LVwG-300764/10/Kü/TO

Linz, 26.04.2016

I M   N A M E N   D E R   R E P U B L I K

 

 

Das Landesverwaltungsgericht Oberösterreich hat durch seinen Richter Mag. Thomas Kühberger über die Beschwerde des Herrn J.A., x, L., vom 4. August 2015, gegen das Straferkenntnis des Bürgermeisters der Landeshauptstadt Linz vom 27. Juli 2015, GZ: 0027351/2015, wegen Übertretung des Arbeitslosenversicherungsgesetzes (AlVG), nach Durchführung einer öffentlichen mündlichen Verhandlung am 7. April 2016

 

zu Recht   e r k a n n t :

 

I.         Gemäß § 50 Verwaltungsgerichtsverfahrensgesetz (VwGVG) wird der Beschwerde Folge gegeben, das angefochtene Straferkenntnis behoben und das Verwaltungsstrafverfahren gemäß § 38 VwGVG iVm § 45 Abs. 1 VStG eingestellt.

 

 

II.      Der Beschwerdeführer hat weder einen Beitrag zu den Kosten des Verwaltungsstrafverfahrens vor der belangten Behörde (§ 66 Abs. 1 VStG) noch einen Kostenbeitrag für das Beschwerdeverfahren (§ 52 Abs. 8 VwGVG) zu leisten.

 

 

III.   Gegen dieses Erkenntnis ist gemäß § 25a VwGG eine ordentliche Revision an den Verwaltungsgerichtshof nach Art. 133 Abs. 4 B-VG unzulässig.


IV.      

E n t s c h e i d u n g s g r ü n d e

I.             1. Mit Straferkenntnis des Bürgermeisters der Landeshauptstadt Linz vom 27.07.2015, GZ: 0027351/2015, wurde über den Beschwerdeführer (in der Folge: Bf) wegen einer Verwaltungsübertretung nach § 71 Abs. 2 iVm §§ 7, 12, 25 Abs. 2, 50 Abs. 1 Arbeitslosenversicherungsgesetz (AlVG) eine Geldstrafe in Höhe von 200 Euro, für den Fall der Uneinbringlichkeit eine Ersatzfreiheitsstrafe von 34 Stunden verhängt. Gleichzeitig wurde ein Verfahrenskostenbeitrag in Höhe von 20 Euro vorgeschrieben.

 

Dem Straferkenntnis liegt folgender Tatvorwurf zugrunde:

„Der Beschuldigte, Herr J.A., geboren am x, war von 18.02.2015 bis 15.03.2015 als arbeitslos im Sinne des § 12 AIVG 1977 gemeldet und bezog in diesem Zeitraum Arbeitslosengeld vom Arbeitsmarkt­service.

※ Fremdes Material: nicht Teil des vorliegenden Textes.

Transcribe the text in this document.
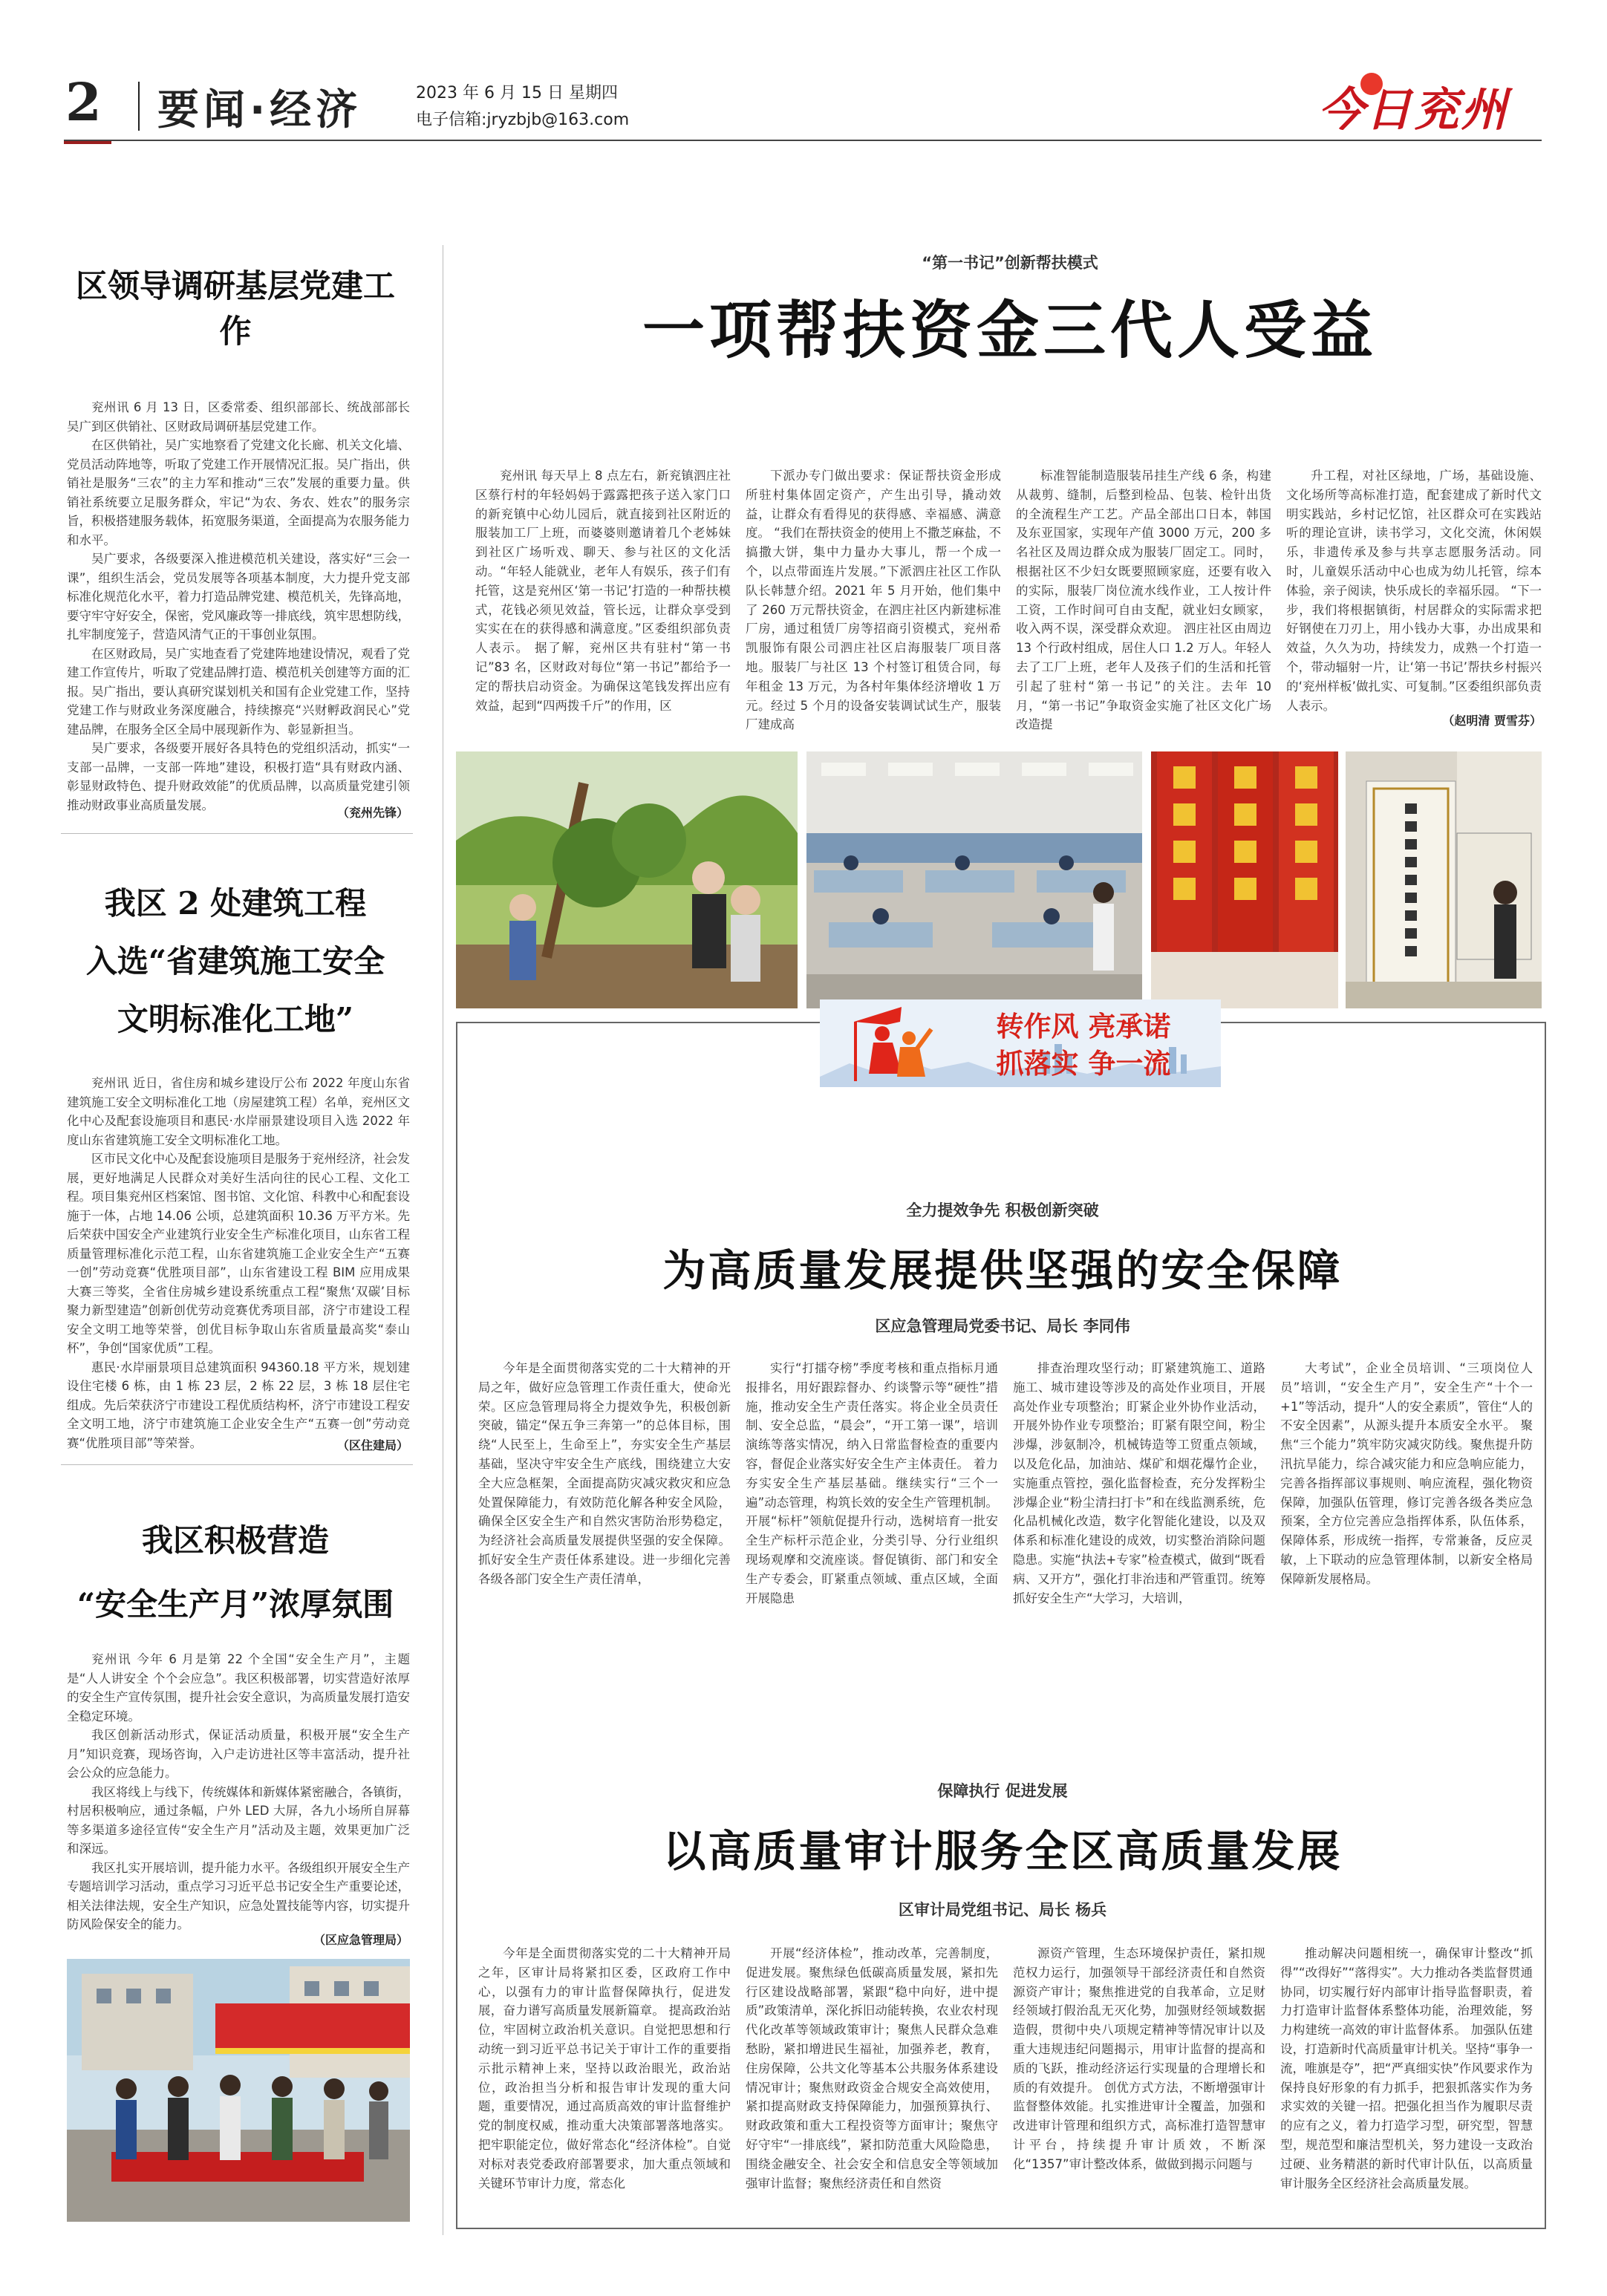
2 要闻·经济	2023 年 6 月 15 日 星期四
电子信箱:jryzbjb@163.com	今日兖州
区领导调研基层党建工作

兖州讯 6 月 13 日，区委常委、组织部部长、统战部部长吴广到区供销社、区财政局调研基层党建工作。

在区供销社，吴广实地察看了党建文化长廊、机关文化墙、党员活动阵地等，听取了党建工作开展情况汇报。吴广指出，供销社是服务“三农”的主力军和推动“三农”发展的重要力量。供销社系统要立足服务群众，牢记“为农、务农、姓农”的服务宗旨，积极搭建服务载体，拓宽服务渠道，全面提高为农服务能力和水平。

吴广要求，各级要深入推进模范机关建设，落实好“三会一课”，组织生活会，党员发展等各项基本制度，大力提升党支部标准化规范化水平，着力打造品牌党建、模范机关，先锋高地，要守牢守好安全，保密，党风廉政等一排底线，筑牢思想防线，扎牢制度笼子，营造风清气正的干事创业氛围。

在区财政局，吴广实地查看了党建阵地建设情况，观看了党建工作宣传片，听取了党建品牌打造、模范机关创建等方面的汇报。吴广指出，要认真研究谋划机关和国有企业党建工作，坚持党建工作与财政业务深度融合，持续擦亮“兴财孵政润民心”党建品牌，在服务全区全局中展现新作为、彰显新担当。

吴广要求，各级要开展好各具特色的党组织活动，抓实“一支部一品牌，一支部一阵地”建设，积极打造“具有财政内涵、彰显财政特色、提升财政效能”的优质品牌，以高质量党建引领推动财政事业高质量发展。

（兖州先锋）
我区 2 处建筑工程
入选“省建筑施工安全
文明标准化工地”

兖州讯 近日，省住房和城乡建设厅公布 2022 年度山东省建筑施工安全文明标准化工地（房屋建筑工程）名单，兖州区文化中心及配套设施项目和惠民·水岸丽景建设项目入选 2022 年度山东省建筑施工安全文明标准化工地。

区市民文化中心及配套设施项目是服务于兖州经济，社会发展，更好地满足人民群众对美好生活向往的民心工程、文化工程。项目集兖州区档案馆、图书馆、文化馆、科教中心和配套设施于一体，占地 14.06 公顷，总建筑面积 10.36 万平方米。先后荣获中国安全产业建筑行业安全生产标准化项目，山东省工程质量管理标准化示范工程，山东省建筑施工企业安全生产“五赛一创”劳动竞赛“优胜项目部”，山东省建设工程 BIM 应用成果大赛三等奖，全省住房城乡建设系统重点工程“聚焦‘双碳’目标聚力新型建造”创新创优劳动竞赛优秀项目部，济宁市建设工程安全文明工地等荣誉，创优目标争取山东省质量最高奖“泰山杯”，争创“国家优质”工程。

惠民·水岸丽景项目总建筑面积 94360.18 平方米，规划建设住宅楼 6 栋，由 1 栋 23 层，2 栋 22 层，3 栋 18 层住宅组成。先后荣获济宁市建设工程优质结构杯，济宁市建设工程安全文明工地，济宁市建筑施工企业安全生产“五赛一创”劳动竞赛“优胜项目部”等荣誉。	（区住建局）
我区积极营造
“安全生产月”浓厚氛围

兖州讯 今年 6 月是第 22 个全国“安全生产月”，主题是“人人讲安全 个个会应急”。我区积极部署，切实营造好浓厚的安全生产宣传氛围，提升社会安全意识，为高质量发展打造安全稳定环境。

我区创新活动形式，保证活动质量，积极开展“安全生产月”知识竞赛，现场咨询，入户走访进社区等丰富活动，提升社会公众的应急能力。

我区将线上与线下，传统媒体和新媒体紧密融合，各镇街，村居积极响应，通过条幅，户外 LED 大屏，各九小场所自屏幕等多渠道多途径宣传“安全生产月”活动及主题，效果更加广泛和深远。

我区扎实开展培训，提升能力水平。各级组织开展安全生产专题培训学习活动，重点学习习近平总书记安全生产重要论述，相关法律法规，安全生产知识，应急处置技能等内容，切实提升防风险保安全的能力。

（区应急管理局）
“第一书记”创新帮扶模式
一项帮扶资金三代人受益

兖州讯 每天早上 8 点左右，新兖镇泗庄社区蔡行村的年轻妈妈于露露把孩子送入家门口的新兖镇中心幼儿园后，就直接到社区附近的服装加工厂上班，而婆婆则邀请着几个老姊妹到社区广场听戏、聊天、参与社区的文化活动。“年轻人能就业，老年人有娱乐，孩子们有托管，这是兖州区‘第一书记’打造的一种帮扶模式，花钱必须见效益，管长远，让群众享受到实实在在的获得感和满意度。”区委组织部负责人表示。 据了解，兖州区共有驻村“第一书记”83 名，区财政对每位“第一书记”都给予一定的帮扶启动资金。为确保这笔钱发挥出应有效益，起到“四两拨千斤”的作用，区

下派办专门做出要求：保证帮扶资金形成所驻村集体固定资产，产生出引导，撬动效益，让群众有看得见的获得感、幸福感、满意度。 “我们在帮扶资金的使用上不撒芝麻盐，不搞撒大饼，集中力量办大事儿，帮一个成一个，以点带面连片发展。”下派泗庄社区工作队队长韩慧介绍。2021 年 5 月开始，他们集中了 260 万元帮扶资金，在泗庄社区内新建标准厂房，通过租赁厂房等招商引资模式，兖州希凯服饰有限公司泗庄社区启海服装厂项目落地。服装厂与社区 13 个村签订租赁合同，每年租金 13 万元，为各村年集体经济增收 1 万元。经过 5 个月的设备安装调试试生产，服装厂建成高

标准智能制造服装吊挂生产线 6 条，构建从裁剪、缝制，后整到检品、包装、检针出货的全流程生产工艺。产品全部出口日本，韩国及东亚国家，实现年产值 3000 万元，200 多名社区及周边群众成为服装厂固定工。同时，根据社区不少妇女既要照顾家庭，还要有收入的实际，服装厂岗位流水线作业，工人按计件工资，工作时间可自由支配，就业妇女顾家，收入两不误，深受群众欢迎。 泗庄社区由周边 13 个行政村组成，居住人口 1.2 万人。年轻人去了工厂上班，老年人及孩子们的生活和托管引起了驻村“第一书记”的关注。去年 10 月，“第一书记”争取资金实施了社区文化广场改造提

升工程，对社区绿地，广场，基础设施、文化场所等高标准打造，配套建成了新时代文明实践站，乡村记忆馆，社区群众可在实践站听的理论宣讲，读书学习，文化交流，休闲娱乐，非遗传承及参与共享志愿服务活动。同时，儿童娱乐活动中心也成为幼儿托管，综本体验，亲子阅读，快乐成长的幸福乐园。 “下一步，我们将根据镇街，村居群众的实际需求把好钢使在刀刃上，用小钱办大事，办出成果和效益，久久为功，持续发力，成熟一个打造一个，带动辐射一片，让‘第一书记’帮扶乡村振兴的‘兖州样板’做扎实、可复制。”区委组织部负责人表示。

（赵明清 贾雪芬）
转作风 亮承诺
抓落实 争一流
全力提效争先 积极创新突破
为高质量发展提供坚强的安全保障
区应急管理局党委书记、局长 李同伟

今年是全面贯彻落实党的二十大精神的开局之年，做好应急管理工作责任重大，使命光荣。区应急管理局将全力提效争先，积极创新突破，锚定“保五争三奔第一”的总体目标，围绕“人民至上，生命至上”，夯实安全生产基层基础，坚决守牢安全生产底线，围绕建立大安全大应急框架，全面提高防灾减灾救灾和应急处置保障能力，有效防范化解各种安全风险，确保全区安全生产和自然灾害防治形势稳定，为经济社会高质量发展提供坚强的安全保障。 抓好安全生产责任体系建设。进一步细化完善各级各部门安全生产责任清单，

实行“打擂夺榜”季度考核和重点指标月通报排名，用好跟踪督办、约谈警示等“硬性”措施，推动安全生产责任落实。将企业全员责任制、安全总监，“晨会”，“开工第一课”，培训演练等落实情况，纳入日常监督检查的重要内容，督促企业落实好安全生产主体责任。 着力夯实安全生产基层基础。继续实行“三个一遍”动态管理，构筑长效的安全生产管理机制。开展“标杆”领航促提升行动，选树培育一批安全生产标杆示范企业，分类引导、分行业组织现场观摩和交流座谈。督促镇街、部门和安全生产专委会，盯紧重点领域、重点区域，全面开展隐患

排查治理攻坚行动；盯紧建筑施工、道路施工、城市建设等涉及的高处作业项目，开展高处作业专项整治；盯紧企业外协作业活动，开展外协作业专项整治；盯紧有限空间，粉尘涉爆，涉氨制冷，机械铸造等工贸重点领域，以及危化品，加油站、煤矿和烟花爆竹企业，实施重点管控，强化监督检查，充分发挥粉尘涉爆企业“粉尘清扫打卡”和在线监测系统，危化品机械化改造，数字化智能化建设，以及双体系和标准化建设的成效，切实整治消除问题隐患。实施“执法+专家”检查模式，做到“既看病、又开方”，强化打非治违和严管重罚。统筹抓好安全生产“大学习，大培训，

大考试”，企业全员培训、“三项岗位人员”培训，“安全生产月”，安全生产“十个一+1”等活动，提升“人的安全素质”，管住“人的不安全因素”，从源头提升本质安全水平。 聚焦“三个能力”筑牢防灾减灾防线。聚焦提升防汛抗旱能力，综合减灾能力和应急响应能力，完善各指挥部议事规则、响应流程，强化物资保障，加强队伍管理，修订完善各级各类应急预案，全方位完善应急指挥体系，队伍体系，保障体系，形成统一指挥，专常兼备，反应灵敏，上下联动的应急管理体制，以新安全格局保障新发展格局。

保障执行 促进发展
以高质量审计服务全区高质量发展
区审计局党组书记、局长 杨兵

今年是全面贯彻落实党的二十大精神开局之年，区审计局将紧扣区委，区政府工作中心，以强有力的审计监督保障执行，促进发展，奋力谱写高质量发展新篇章。 提高政治站位，牢固树立政治机关意识。自觉把思想和行动统一到习近平总书记关于审计工作的重要指示批示精神上来，坚持以政治眼光，政治站位，政治担当分析和报告审计发现的重大问题，重要情况，通过高质高效的审计监督维护党的制度权威，推动重大决策部署落地落实。 把牢职能定位，做好常态化“经济体检”。自觉对标对表党委政府部署要求，加大重点领域和关键环节审计力度，常态化

开展“经济体检”，推动改革，完善制度，促进发展。聚焦绿色低碳高质量发展，紧扣先行区建设战略部署，紧跟“稳中向好，进中提质”政策清单，深化拆旧动能转换，农业农村现代化改革等领域政策审计；聚焦人民群众急难愁盼，紧扣增进民生福祉，加强养老，教育，住房保障，公共文化等基本公共服务体系建设情况审计；聚焦财政资金合规安全高效使用，紧扣提高财政支持保障能力，加强预算执行、财政政策和重大工程投资等方面审计；聚焦守好守牢“一排底线”，紧扣防范重大风险隐患，围绕金融安全、社会安全和信息安全等领域加强审计监督；聚焦经济责任和自然资

源资产管理，生态环境保护责任，紧扣规范权力运行，加强领导干部经济责任和自然资源资产审计；聚焦推进党的自我革命，立足财经领域打假治乱无灭化势，加强财经领域数据造假，贯彻中央八项规定精神等情况审计以及重大违规违纪问题揭示，用审计监督的提高和质的飞跃，推动经济运行实现量的合理增长和质的有效提升。 创优方式方法，不断增强审计监督整体效能。扎实推进审计全覆盖，加强和改进审计管理和组织方式，高标准打造智慧审计平台，持续提升审计质效，不断深化“1357”审计整改体系，做做到揭示问题与

推动解决问题相统一，确保审计整改“抓得”“改得好”“落得实”。大力推动各类监督贯通协同，切实履行好内部审计指导监督职责，着力打造审计监督体系整体功能，治理效能，努力构建统一高效的审计监督体系。 加强队伍建设，打造新时代高质量审计机关。坚持“事争一流，唯旗是夺”，把“严真细实快”作风要求作为保持良好形象的有力抓手，把狠抓落实作为务求实效的关键一招。把强化担当作为履职尽责的应有之义，着力打造学习型，研究型，智慧型，规范型和廉洁型机关，努力建设一支政治过硬、业务精湛的新时代审计队伍，以高质量审计服务全区经济社会高质量发展。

Im Zuge einer Kontrolle durch Organe der Finanzpolizei Kirchdorf Perg Steyr am 19.05.2015 wurde festgestellt, dass der Beschuldigte - lt. eigener Aussage - seit 09.03.2015 von R.E., L., x, als Paketfahrer beschäftigt und dafür mit ca. € 500,00 entlohnt wurde. Der Lohn lag daher über der Geringfügigkeitsgrenze des § 5 ASVG. Der Beschuldigte hat die Aufnahme dieser Tätigkeit nicht unverzüglich beim AMS angezeigt, obwohl er dazu gem. § 50 AIVG 1977 verpflichtet gewesen wäre.

Gem. § 7 Abs. 1 AIVG 1977 hat jemand Anspruch auf Arbeitslosengeld, wenn er/sie der Arbeitsvermittlung zur Verfügung steht. Das sind nach § 7 Abs. 2 AIVG 1977, Arbeitslose. Der Beschuldigte stand im Zeitraum des Arbeitslosen­geldbezuges in einem Dienstverhältnis, welches über der Geringfügigkeitsgrenze entlohnt wurde und war somit nicht arbeitslos im Sinne des § 7 Abs. 2 AIVG 1977.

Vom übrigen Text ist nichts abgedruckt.